# taz.de -- Alter und neuer Kolonialismus: Den Selbstbegriff hinterfragen
       
       > Koloniale Muster setzen sich bis heute fort. Auf Kosten anderer
       > entledigen sich reiche Nationen ihrer klimapolitischen Pflichten.
       
       Die Neueröffnung des Humboldt Forums hat die Debatte über den Kolonialismus
       und dessen Erbe vielerorts erneut angestoßen. So meldete sich auch Richard
       Schröder zu Wort, emeritierter Professor für Philosophie und Theologie der
       Humboldt-Universität zu Berlin.

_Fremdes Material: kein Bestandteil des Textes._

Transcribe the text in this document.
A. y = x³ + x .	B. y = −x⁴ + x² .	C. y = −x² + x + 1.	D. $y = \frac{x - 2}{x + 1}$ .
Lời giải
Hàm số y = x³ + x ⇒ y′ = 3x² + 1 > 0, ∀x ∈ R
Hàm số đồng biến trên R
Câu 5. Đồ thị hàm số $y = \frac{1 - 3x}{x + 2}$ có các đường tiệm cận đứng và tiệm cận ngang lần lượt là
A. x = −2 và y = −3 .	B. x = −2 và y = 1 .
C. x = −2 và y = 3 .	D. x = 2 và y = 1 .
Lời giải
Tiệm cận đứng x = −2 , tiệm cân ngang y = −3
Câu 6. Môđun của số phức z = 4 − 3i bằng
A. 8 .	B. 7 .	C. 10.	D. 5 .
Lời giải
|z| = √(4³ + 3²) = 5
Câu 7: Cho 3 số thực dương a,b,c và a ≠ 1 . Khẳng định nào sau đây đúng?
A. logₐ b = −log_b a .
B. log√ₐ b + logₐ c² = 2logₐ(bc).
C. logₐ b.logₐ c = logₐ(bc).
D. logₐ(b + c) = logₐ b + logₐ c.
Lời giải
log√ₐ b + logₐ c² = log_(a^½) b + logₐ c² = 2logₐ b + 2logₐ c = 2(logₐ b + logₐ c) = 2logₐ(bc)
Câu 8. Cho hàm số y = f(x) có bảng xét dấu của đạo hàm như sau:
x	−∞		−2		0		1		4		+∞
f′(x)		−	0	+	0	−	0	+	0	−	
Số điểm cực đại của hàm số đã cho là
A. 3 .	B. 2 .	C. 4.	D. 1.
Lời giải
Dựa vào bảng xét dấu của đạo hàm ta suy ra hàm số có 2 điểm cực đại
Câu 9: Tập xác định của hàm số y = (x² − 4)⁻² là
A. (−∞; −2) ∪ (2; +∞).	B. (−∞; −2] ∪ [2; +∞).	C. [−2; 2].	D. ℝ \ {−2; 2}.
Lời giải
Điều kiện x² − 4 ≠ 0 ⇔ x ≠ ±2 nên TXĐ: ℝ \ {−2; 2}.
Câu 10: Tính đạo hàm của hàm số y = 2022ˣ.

Zweimal schreibt Schröder in einem
       Gastkommentar in der Neuen Zürcher Zeitung: „[1][Der Kolonialismus soll
       nicht beschönigt werden].“ Umso erstaunlicher ist es, dass er es selbst
       tut.
       
       Schröder lässt in seinen Texten nichts aus: die Verbreitung von westlichen
       Werten, die Zivilisierung von Eingeborenen und zu guter Letzt die demütige
       Dankbarkeit der missionierten „afrikanischen Christen“. Eine gute
       Gelegenheit, mal ein bisschen an dem Selbstverständnis zu kratzen, das
       seinem Text ganz offensichtlich zugrunde liegt: die Externalisierung von
       Kolonialität.
       
       Angesichts der andauernden Diskussionsrunden und Kommentare zu Rassismus,
       in denen selbsternannte Expert*innen sich der Thematik nähern, wie
       [2][Svenja Flaßpöhler oder Richard David Precht], scheint eine
       oberflächliche Aufarbeitung von Kolonialismus und Rassismus sowie das
       Zusammenspiel von beidem ein generelles Problem zu sein.
       
       Oft hört man von Vertreter*innen der „Differenzierung“ der
       Kolonialismusdebatte, der Kolonialismus wäre ja gar nicht so schlimm
       gewesen. Eine fast „harmonische“ Angelegenheit mit ein paar Ausnahmen wie
       König Leopolds Schreckensherrschaft im belgischen Kongo. Angesichts des
       Völkermords an den [3][Herero und Nama] ist dies eine Argumentation, die
       vor allem auch im deutschen Kontext an Geschichtsrevisionismus grenzt.
       
       ## Mythos des positiven Kolonialisten
       
       Zahlreiche Vordenker*innen, Wissenschaftler*innen und Kämpfer*innen
       mach(t)en es sich zur Lebensaufgabe, in akribischer Arbeit Jahrhunderte von
       systematischem Unrecht in Worte zu fassen. In der post- und dekolonialen
       Forschung haben sich verschiedene Gewaltbegriffe und damit einhergehend
       Dimensionen der Gewalt herausgebildet. Ziel sind nicht nur die Gräueltaten,
       sondern vor allem auch die künstlich konstruierte Normalität, in der diese
       stattfinden, greifbar zu machen.
       
       Friedensforscherin [4][Claudia Brunner] beschäftigt sich zum Beispiel mit
       dem Konzept der epistemischen Gewalt und welche Rolle Wissen in den
       verschiedenen Facetten von Gewalt und ihrer Legitimation spielt. Wer ordnet
       die Welt wie ein, nach welchen Kategorien und mit welchem
       Allgemeinheitsanspruch? Kolonialisierung war maßgeblich von
       wirtschaftlichen Interessen geleitet.
       
       Abgesehen von der frohen Kunde des Kapitalismus setzt sich die
       Zivilisierungsmission zusammen aus einer religiösen Komponente der Rettung
       und der vermeintlich universellen Rationalität der Aufklärung.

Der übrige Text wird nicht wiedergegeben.